Professors can help you understand where you stand in your class compared to your classmates and whether or not there is adequate time left in the semester to improve your grades if you feel behind. We encourage this conversation to be in person if possible, so that you can get all your questions answered and understand the stipulations of withdrawing.
- Teaching Assistant
TAs are particularly helpful resources for classes that have a lab or a discussion section as part of the course. Students may feel more comfortable approaching a TA rather than the professor when it comes to deciding whether to withdraw from a course.
- Faculty Mentor/Advisor
Your academic advisor may be very helpful as they can give you some insight into the course you are struggling with in terms of the overall picture of your major requirements, which can be helpful as you make your decision.
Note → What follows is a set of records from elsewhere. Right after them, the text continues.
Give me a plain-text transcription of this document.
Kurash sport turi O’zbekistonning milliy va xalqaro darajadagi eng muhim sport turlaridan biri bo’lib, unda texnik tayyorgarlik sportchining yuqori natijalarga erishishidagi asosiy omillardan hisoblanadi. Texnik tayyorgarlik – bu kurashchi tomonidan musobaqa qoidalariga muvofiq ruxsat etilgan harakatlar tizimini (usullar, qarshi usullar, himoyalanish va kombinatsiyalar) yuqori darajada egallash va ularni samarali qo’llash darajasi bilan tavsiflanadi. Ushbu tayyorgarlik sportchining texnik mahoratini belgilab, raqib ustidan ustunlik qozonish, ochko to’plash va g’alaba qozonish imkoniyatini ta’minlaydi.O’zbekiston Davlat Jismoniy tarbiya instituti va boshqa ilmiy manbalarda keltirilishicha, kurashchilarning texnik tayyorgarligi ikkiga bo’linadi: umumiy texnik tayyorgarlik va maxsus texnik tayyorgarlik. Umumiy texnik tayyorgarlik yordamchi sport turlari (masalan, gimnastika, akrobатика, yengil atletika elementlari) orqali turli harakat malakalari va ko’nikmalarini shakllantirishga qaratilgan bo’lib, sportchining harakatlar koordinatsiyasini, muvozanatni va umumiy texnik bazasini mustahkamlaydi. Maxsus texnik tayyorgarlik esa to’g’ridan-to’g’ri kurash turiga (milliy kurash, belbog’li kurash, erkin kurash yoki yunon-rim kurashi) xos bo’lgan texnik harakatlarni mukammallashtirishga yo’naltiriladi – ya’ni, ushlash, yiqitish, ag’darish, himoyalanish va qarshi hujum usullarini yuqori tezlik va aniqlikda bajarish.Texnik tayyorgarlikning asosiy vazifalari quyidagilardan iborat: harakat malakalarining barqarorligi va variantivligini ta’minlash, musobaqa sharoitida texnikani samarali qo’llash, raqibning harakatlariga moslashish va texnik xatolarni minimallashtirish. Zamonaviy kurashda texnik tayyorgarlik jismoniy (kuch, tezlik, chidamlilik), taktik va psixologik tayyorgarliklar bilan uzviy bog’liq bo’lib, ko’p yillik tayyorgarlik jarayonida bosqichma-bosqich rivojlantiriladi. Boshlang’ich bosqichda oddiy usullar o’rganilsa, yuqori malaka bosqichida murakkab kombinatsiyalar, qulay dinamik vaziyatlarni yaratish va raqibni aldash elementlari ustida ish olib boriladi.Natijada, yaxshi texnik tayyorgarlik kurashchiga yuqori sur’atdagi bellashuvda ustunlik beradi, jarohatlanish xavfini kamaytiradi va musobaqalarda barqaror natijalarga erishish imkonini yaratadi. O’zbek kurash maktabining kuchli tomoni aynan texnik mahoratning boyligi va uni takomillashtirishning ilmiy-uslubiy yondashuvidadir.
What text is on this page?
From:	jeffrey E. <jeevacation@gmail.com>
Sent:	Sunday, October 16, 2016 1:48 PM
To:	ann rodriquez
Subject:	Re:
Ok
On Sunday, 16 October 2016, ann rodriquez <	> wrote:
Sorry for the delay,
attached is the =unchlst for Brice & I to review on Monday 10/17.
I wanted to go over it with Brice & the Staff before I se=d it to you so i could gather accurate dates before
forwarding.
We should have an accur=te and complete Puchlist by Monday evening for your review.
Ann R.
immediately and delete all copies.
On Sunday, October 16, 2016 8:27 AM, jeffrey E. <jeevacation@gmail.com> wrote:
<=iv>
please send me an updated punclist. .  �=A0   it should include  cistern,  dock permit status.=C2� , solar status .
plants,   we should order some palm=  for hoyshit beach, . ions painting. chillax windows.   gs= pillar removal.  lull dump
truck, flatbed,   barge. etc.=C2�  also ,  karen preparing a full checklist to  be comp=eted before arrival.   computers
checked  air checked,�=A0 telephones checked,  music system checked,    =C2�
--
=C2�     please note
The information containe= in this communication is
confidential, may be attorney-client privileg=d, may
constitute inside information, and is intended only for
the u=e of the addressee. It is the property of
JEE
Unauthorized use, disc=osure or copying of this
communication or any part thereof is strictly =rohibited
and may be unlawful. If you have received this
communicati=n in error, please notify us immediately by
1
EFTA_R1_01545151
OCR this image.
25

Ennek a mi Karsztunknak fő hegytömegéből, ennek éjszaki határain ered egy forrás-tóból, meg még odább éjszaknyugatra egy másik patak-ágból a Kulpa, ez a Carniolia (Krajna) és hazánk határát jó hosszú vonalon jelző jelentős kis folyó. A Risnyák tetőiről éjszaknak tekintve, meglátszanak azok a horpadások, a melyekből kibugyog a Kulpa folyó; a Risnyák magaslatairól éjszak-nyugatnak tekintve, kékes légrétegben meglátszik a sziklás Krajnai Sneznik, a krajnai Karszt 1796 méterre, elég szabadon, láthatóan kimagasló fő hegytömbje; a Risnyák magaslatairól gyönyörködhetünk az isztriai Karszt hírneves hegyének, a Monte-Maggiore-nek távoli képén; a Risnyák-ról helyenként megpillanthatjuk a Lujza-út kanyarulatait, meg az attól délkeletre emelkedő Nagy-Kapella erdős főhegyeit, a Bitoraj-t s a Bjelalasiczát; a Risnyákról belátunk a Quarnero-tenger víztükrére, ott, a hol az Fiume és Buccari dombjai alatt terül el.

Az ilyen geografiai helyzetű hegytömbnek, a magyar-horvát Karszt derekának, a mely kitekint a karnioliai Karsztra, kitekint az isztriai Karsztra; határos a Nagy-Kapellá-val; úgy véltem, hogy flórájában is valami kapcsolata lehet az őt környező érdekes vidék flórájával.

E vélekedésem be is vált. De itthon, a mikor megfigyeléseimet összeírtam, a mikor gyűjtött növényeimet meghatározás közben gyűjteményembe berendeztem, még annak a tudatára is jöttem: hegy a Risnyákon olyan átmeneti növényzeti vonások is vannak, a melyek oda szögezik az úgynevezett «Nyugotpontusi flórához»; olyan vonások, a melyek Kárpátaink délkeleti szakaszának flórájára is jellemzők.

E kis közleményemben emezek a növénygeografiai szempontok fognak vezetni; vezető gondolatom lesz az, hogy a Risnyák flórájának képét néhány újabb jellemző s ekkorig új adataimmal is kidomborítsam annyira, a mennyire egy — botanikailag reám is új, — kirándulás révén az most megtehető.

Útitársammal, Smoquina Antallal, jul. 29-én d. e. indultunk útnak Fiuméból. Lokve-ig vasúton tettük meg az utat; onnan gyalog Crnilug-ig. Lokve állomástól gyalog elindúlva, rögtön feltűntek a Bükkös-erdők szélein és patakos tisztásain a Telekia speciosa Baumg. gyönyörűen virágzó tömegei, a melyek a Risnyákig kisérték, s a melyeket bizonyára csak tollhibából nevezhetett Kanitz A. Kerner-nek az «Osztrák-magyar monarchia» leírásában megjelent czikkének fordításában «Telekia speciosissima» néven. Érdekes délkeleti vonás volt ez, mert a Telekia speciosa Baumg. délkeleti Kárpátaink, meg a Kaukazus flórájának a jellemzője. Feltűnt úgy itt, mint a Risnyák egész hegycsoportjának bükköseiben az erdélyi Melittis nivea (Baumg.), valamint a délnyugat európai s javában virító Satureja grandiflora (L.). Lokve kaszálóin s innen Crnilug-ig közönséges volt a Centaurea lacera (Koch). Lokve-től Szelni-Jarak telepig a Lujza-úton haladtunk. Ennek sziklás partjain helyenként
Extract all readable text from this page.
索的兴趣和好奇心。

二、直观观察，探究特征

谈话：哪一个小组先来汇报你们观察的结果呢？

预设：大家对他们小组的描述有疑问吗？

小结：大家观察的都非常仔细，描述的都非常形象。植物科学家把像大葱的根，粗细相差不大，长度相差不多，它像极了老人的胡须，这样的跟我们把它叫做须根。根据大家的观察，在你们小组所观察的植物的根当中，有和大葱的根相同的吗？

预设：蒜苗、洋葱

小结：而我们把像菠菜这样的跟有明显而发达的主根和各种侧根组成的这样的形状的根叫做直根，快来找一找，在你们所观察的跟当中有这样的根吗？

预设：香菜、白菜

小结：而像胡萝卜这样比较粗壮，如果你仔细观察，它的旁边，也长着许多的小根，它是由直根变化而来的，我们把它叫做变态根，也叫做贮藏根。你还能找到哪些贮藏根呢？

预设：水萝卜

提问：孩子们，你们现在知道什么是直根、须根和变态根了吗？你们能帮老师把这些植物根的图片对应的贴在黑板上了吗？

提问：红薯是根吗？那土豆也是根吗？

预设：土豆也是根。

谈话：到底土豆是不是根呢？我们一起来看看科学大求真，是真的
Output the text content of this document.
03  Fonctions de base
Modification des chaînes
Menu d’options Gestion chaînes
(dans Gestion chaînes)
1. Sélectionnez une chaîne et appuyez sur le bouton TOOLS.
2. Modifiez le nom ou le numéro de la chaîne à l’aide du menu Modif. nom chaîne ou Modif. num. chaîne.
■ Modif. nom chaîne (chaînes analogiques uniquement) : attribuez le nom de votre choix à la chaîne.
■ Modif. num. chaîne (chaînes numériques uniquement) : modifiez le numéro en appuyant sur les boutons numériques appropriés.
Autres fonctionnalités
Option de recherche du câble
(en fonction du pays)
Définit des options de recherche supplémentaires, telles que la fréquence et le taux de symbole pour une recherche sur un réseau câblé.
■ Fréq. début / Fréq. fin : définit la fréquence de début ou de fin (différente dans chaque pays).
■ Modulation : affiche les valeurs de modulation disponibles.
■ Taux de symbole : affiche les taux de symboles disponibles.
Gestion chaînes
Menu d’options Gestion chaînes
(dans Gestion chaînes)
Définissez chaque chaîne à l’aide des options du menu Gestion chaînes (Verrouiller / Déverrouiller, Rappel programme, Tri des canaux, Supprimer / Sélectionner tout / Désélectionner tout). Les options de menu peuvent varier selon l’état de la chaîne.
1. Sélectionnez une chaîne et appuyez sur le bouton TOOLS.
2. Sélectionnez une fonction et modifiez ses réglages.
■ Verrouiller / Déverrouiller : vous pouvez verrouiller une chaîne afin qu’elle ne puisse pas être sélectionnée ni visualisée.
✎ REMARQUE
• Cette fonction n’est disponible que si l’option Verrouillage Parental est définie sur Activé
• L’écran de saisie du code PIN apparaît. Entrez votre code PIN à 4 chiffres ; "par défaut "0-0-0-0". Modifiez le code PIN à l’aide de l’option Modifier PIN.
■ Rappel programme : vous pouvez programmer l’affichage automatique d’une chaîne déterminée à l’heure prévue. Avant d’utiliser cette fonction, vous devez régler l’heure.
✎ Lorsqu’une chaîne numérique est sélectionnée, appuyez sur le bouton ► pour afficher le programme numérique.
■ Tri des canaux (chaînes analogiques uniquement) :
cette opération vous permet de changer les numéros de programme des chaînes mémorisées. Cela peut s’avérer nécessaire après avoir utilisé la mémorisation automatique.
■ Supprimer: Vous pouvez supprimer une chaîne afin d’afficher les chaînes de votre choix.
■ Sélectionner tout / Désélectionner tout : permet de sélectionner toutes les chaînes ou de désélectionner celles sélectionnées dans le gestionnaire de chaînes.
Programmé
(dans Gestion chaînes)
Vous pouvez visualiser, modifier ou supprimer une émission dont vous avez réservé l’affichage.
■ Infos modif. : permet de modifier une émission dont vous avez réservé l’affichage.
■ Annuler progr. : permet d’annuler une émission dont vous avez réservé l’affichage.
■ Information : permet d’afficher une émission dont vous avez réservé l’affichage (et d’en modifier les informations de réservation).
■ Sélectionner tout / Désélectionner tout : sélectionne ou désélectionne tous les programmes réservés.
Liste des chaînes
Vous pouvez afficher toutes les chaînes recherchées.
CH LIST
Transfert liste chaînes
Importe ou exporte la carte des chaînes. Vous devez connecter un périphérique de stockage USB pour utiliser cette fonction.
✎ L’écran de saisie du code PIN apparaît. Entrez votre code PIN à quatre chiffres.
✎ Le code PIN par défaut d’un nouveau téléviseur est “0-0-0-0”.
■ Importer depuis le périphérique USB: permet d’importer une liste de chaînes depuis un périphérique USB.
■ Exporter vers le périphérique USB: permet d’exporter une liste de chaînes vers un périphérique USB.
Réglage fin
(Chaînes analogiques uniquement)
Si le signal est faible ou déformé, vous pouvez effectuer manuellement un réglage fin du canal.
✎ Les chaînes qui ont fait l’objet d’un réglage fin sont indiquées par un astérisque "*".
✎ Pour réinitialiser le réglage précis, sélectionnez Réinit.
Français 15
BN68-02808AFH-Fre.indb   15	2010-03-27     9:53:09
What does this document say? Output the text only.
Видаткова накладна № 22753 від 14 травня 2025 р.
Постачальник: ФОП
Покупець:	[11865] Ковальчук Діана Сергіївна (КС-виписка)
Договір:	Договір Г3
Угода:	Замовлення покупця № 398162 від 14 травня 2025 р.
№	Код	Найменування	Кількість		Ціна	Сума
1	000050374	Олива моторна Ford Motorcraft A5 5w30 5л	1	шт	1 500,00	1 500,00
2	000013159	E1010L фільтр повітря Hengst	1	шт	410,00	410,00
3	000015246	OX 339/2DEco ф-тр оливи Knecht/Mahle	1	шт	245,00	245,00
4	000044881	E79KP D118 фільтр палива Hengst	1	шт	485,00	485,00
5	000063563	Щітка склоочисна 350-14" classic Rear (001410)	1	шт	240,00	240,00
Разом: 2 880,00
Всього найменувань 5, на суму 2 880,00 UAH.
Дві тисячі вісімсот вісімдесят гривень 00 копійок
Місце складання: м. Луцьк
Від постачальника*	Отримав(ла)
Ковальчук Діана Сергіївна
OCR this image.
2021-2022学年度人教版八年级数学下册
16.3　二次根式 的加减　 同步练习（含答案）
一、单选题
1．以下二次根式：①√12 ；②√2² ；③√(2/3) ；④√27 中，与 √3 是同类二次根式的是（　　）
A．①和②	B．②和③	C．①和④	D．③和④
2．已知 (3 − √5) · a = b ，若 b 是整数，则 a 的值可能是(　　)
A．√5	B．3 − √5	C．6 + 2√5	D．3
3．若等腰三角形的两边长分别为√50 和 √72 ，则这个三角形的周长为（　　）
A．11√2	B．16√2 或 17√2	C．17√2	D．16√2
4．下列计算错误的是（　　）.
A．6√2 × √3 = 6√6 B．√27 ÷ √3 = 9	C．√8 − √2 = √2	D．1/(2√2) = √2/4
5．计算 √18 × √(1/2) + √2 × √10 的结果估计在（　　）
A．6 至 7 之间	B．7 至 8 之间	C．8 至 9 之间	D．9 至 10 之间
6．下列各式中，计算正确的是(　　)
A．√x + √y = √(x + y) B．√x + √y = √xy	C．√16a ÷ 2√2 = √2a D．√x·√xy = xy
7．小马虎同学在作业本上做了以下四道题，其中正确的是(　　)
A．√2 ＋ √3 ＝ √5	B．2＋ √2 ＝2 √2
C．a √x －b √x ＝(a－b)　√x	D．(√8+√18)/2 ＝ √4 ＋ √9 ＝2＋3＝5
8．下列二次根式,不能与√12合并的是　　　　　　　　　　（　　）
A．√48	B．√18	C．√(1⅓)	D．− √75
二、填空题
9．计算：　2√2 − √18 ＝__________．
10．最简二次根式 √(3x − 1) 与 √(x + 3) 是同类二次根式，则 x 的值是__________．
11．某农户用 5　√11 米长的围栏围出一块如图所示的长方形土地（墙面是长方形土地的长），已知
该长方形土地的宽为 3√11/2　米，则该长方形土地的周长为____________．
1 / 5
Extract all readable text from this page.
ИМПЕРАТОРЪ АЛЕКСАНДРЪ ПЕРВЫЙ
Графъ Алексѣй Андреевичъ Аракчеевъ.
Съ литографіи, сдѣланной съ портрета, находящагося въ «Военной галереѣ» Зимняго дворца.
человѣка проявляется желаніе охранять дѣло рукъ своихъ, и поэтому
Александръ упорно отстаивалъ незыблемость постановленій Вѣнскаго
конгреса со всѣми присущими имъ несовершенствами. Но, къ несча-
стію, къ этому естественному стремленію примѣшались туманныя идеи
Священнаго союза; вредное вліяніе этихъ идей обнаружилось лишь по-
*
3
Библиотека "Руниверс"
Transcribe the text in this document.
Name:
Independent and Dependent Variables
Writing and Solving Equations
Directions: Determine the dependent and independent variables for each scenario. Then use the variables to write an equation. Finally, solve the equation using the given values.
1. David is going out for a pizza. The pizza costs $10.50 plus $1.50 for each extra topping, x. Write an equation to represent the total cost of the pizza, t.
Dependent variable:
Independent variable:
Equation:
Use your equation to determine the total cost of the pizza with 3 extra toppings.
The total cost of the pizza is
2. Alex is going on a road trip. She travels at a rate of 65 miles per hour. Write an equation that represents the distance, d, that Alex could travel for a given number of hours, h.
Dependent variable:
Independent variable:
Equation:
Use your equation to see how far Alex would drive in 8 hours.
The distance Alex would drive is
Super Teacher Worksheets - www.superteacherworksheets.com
There are several offices and pieces of information you should consider during the decision process that may have an impact on you academically or financially.
- Housing. GW Housing programs require all students living on campus to be registered for at least 12 credit hours, known as full-time status. If you are registered for a relatively low number of credit hours while living on campus, withdrawing from a course could put you below full-time status, which is against GW Housing Programs policy. Get in touch with the Campus Living and Residential Education division at [email protected].
- Financial aid/scholarships. If you were awarded federal aid or scholarship aid, there are certain criteria that must be met, which may involve staying registered as a full-time student (at least 12 credit hours). If you are registered for a relatively low number of credit hours as well as were awarded financial aid, withdrawing from a course could put you below full-time status which could have serious financial implications. Questions? Check with the Office of Student Financial Assistance or speak with a representative in Colonial Central.
- International students/VISA status. International students are required to be registered as full-time students (at least 12 credit hours). If you are registered for a relatively low number of credit hours and have an F-1 Visa, withdrawing from a course could put you below full-time status which could have serious Visa implications. Questions? Check with GW's International Services Office website or speak to one of their advisors in person:
International Services Office
Old Main Suite 205
- Veteran services. As a veteran there are certain criteria that must be met, which may revolve being enrolled full-time (at least 12 credit hours). If you are registered for a relatively low number of credit hours and are a veteran registered with the Office of Military and Veteran Student Services, then withdrawing from a course may serious implications financially and academically. Check GW's Military and Veteran Services website or speak a representative in Colonial Central.
If you are planning on completing an authorized withdrawal, remember the window: between the fourth and last week of classes. To submit a withdrawal request online:
- Log in to the GWeb Information System.
- Click "Student Records and Registration Menu."
- Click "Registration Menu."
- Click "Register, Drop and/or Add Classes."
- Select the appropriate semester.
- Select, in the drop-down menu next to the course in question, "Web Withdrawal."
- Click "Submit Changes." You should see immediately if the transaction went through.